Non si sa quando, nell'ambito del rimaneggiamento del territorio della Capitanata, Federico II decise di farsi edificare una domus solaciorum nella città (o piuttosto a fianco); supponiamo che essa sia stata eretta abbastanza presto, in quanto non riveste la forma dei palazzi federiciani più recenti (v. Palatia). Sembra evidente comunque che la domus abbia occupato il posto (probabilmente una motta di origine normanna ben difesa) sul quale sorgeva il castello normanno, separato dalla città con un muro. Tale sostituzione di un castello difensivo con una domus non specificamente fortificata nella parte centrale della Capitanata, che non sembra documentata in altri posti, corrisponde bene all'idea secondo la quale l'intera regione sarebbe stata protetta dai castelli periferici.

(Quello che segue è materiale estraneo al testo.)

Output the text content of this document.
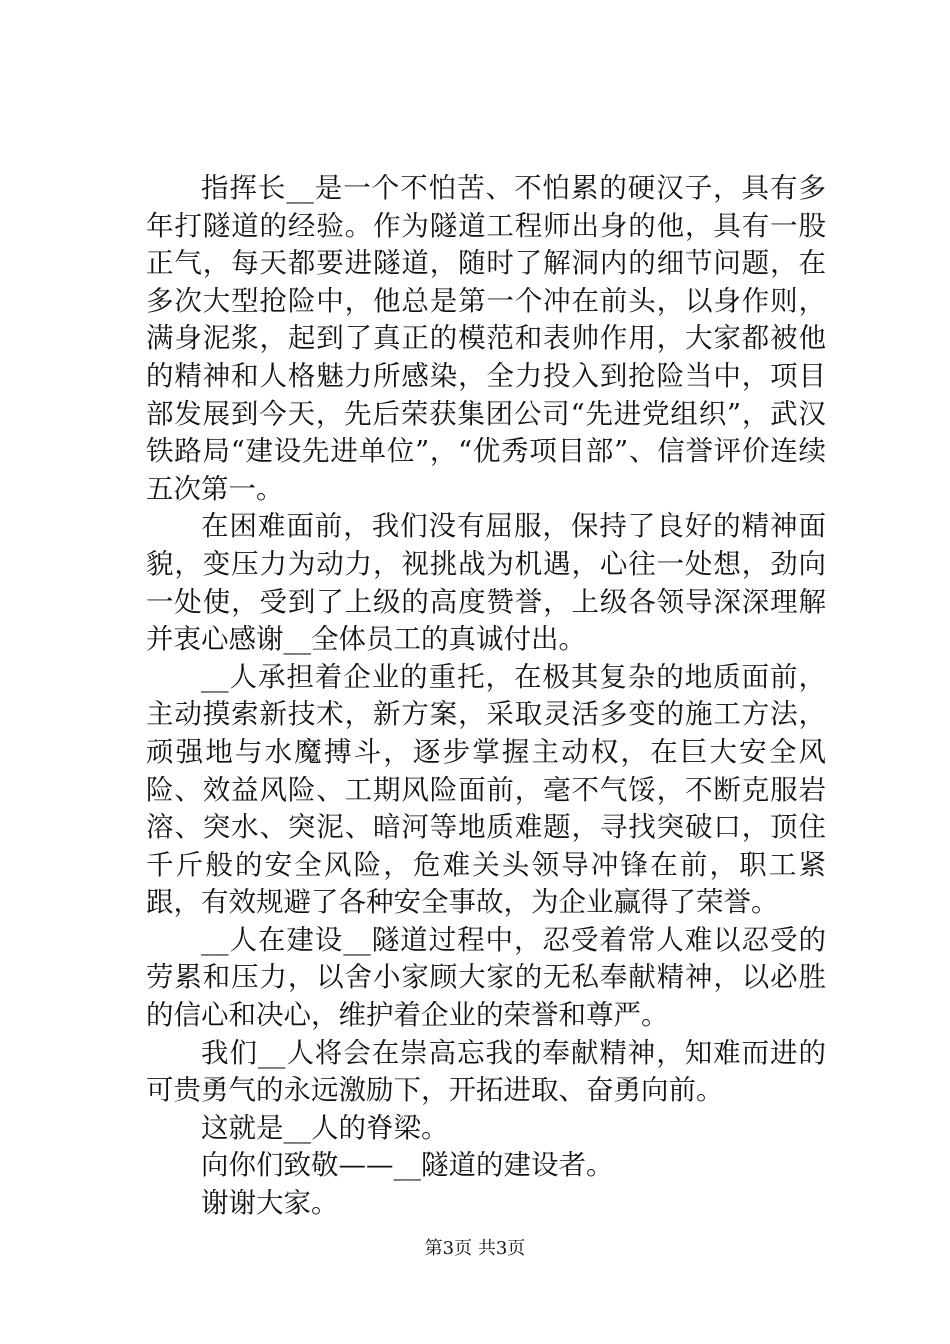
指挥长__是一个不怕苦、不怕累的硬汉子，具有多年打隧道的经验。作为隧道工程师出身的他，具有一股正气，每天都要进隧道，随时了解洞内的细节问题，在多次大型抢险中，他总是第一个冲在前头，以身作则，满身泥浆，起到了真正的模范和表帅作用，大家都被他的精神和人格魅力所感染，全力投入到抢险当中，项目部发展到今天，先后荣获集团公司“先进党组织”，武汉铁路局“建设先进单位”，“优秀项目部”、信誉评价连续五次第一。

在困难面前，我们没有屈服，保持了良好的精神面貌，变压力为动力，视挑战为机遇，心往一处想，劲向一处使，受到了上级的高度赞誉，上级各领导深深理解并衷心感谢__全体员工的真诚付出。

__人承担着企业的重托，在极其复杂的地质面前，主动摸索新技术，新方案，采取灵活多变的施工方法，顽强地与水魔搏斗，逐步掌握主动权，在巨大安全风险、效益风险、工期风险面前，毫不气馁，不断克服岩溶、突水、突泥、暗河等地质难题，寻找突破口，顶住千斤般的安全风险，危难关头领导冲锋在前，职工紧跟，有效规避了各种安全事故，为企业赢得了荣誉。

__人在建设__隧道过程中，忍受着常人难以忍受的劳累和压力，以舍小家顾大家的无私奉献精神，以必胜的信心和决心，维护着企业的荣誉和尊严。

我们__人将会在崇高忘我的奉献精神，知难而进的可贵勇气的永远激励下，开拓进取、奋勇向前。

这就是__人的脊梁。

向你们致敬——__隧道的建设者。

谢谢大家。

第3页 共3页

La domus federiciana, completamente interrata, è venuta alla luce quando si è scavata la parte più alta del sito. Si innestava su strutture preesistenti (del castello), ed è stata in seguito rimaneggiata, probabilmente in età angioina, dai signori della città. Si trattava di un edificio maestoso, di pianta quasi rettangolare, lungo 29 m e largo 17 m, con uno spazio utile interno di 275 m2, costituito da due stanze lunghe leggermente spostate l'una rispetto all'altra. I muri, spessi 1,50 m, erano coperti da un rivestimento di belle pietre. Certo la pianta della domus di Castelfiorentino era molto meno sofisticata di quella dei palazzi di Castel del Monte, di Lucera e anche di Gravina.

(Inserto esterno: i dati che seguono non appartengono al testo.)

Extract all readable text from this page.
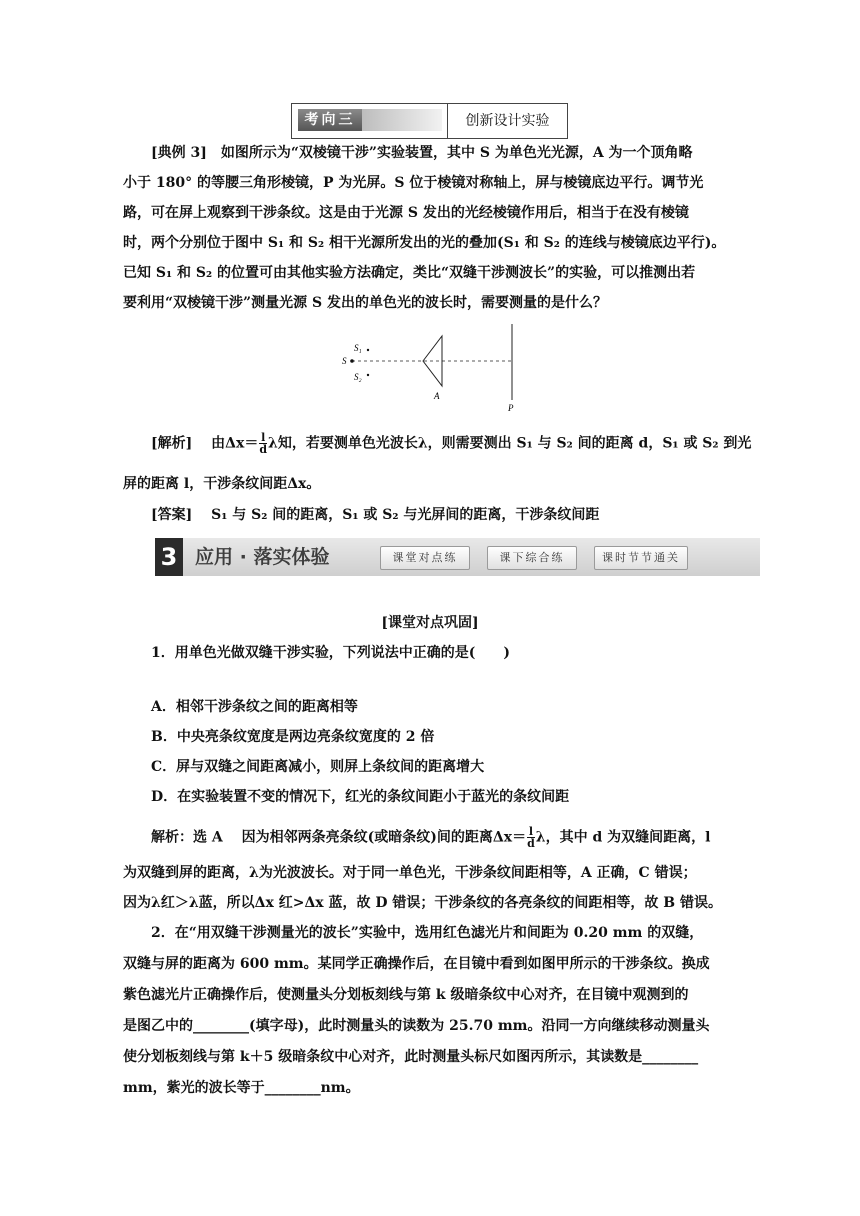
考向三	创新设计实验
[典例 3]　如图所示为“双棱镜干涉”实验装置，其中 S 为单色光光源，A 为一个顶角略
小于 180° 的等腰三角形棱镜，P 为光屏。S 位于棱镜对称轴上，屏与棱镜底边平行。调节光
路，可在屏上观察到干涉条纹。这是由于光源 S 发出的光经棱镜作用后，相当于在没有棱镜
时，两个分别位于图中 S₁ 和 S₂ 相干光源所发出的光的叠加(S₁ 和 S₂ 的连线与棱镜底边平行)。
已知 S₁ 和 S₂ 的位置可由其他实验方法确定，类比“双缝干涉测波长”的实验，可以推测出若
要利用“双棱镜干涉”测量光源 S 发出的单色光的波长时，需要测量的是什么？
S
S₁
S₂
A
P
[解析]　 由$\Delta x= \frac{l}{d}$ λ知，若要测单色光波长λ，则需要测出 S₁ 与 S₂ 间的距离 d，S₁ 或 S₂ 到光
屏的距离 l，干涉条纹间距Δx。
[答案]　 S₁ 与 S₂ 间的距离，S₁ 或 S₂ 与光屏间的距离，干涉条纹间距
3 应用 · 落实体验	课堂对点练	课下综合练	课时节节通关
[课堂对点巩固]
1．用单色光做双缝干涉实验，下列说法中正确的是(　　)
A．相邻干涉条纹之间的距离相等
B．中央亮条纹宽度是两边亮条纹宽度的 2 倍
C．屏与双缝之间距离减小，则屏上条纹间的距离增大
D．在实验装置不变的情况下，红光的条纹间距小于蓝光的条纹间距
解析：选 A　 因为相邻两条亮条纹(或暗条纹)间的距离$\Delta x= \frac{l}{d}$ λ，其中 d 为双缝间距离，l
为双缝到屏的距离，λ为光波波长。对于同一单色光，干涉条纹间距相等，A 正确，C 错误；
因为λ红＞λ蓝，所以Δx 红>Δx 蓝，故 D 错误；干涉条纹的各亮条纹的间距相等，故 B 错误。
2．在“用双缝干涉测量光的波长”实验中，选用红色滤光片和间距为 0.20 mm 的双缝，
双缝与屏的距离为 600 mm。某同学正确操作后，在目镜中看到如图甲所示的干涉条纹。换成
紫色滤光片正确操作后，使测量头分划板刻线与第 k 级暗条纹中心对齐，在目镜中观测到的
是图乙中的________(填字母)，此时测量头的读数为 25.70 mm。沿同一方向继续移动测量头
使分划板刻线与第 k＋5 级暗条纹中心对齐，此时测量头标尺如图丙所示，其读数是________
mm，紫光的波长等于________nm。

Quattro aperture strette e protette permettevano l'accesso dall'esterno. All'interno, le pareti erano rivestite di intonaco e il suolo di mattonelle disposte in opus spicatum. La stanza ovest era munita di due camini, i muri della stanza est di banchi di pietra. Tre archi di tufo sostenevano un soffitto o una volta su ogni stanza. L'edificio doveva comprendere un piano superiore, non conservato, ma probabilmente ornato di finestre con colonnine scolpite. Frammenti di capitelli, di colonne e di pilastri, di cornicioni, di archi a ogiva, di vetrate policrome testimoniano la ricchezza della decorazione interna della residenza imperiale.
Federico II, che disponeva di tante domus, in particolare nella Capitanata dove risiedeva più spesso, non avrebbe avuto occasione di visitare quella di Castelfiorentino (non visitò mai neanche Castel del Monte) se la malattia non l'avesse costretto a passare in essa gli ultimi giorni della sua vita.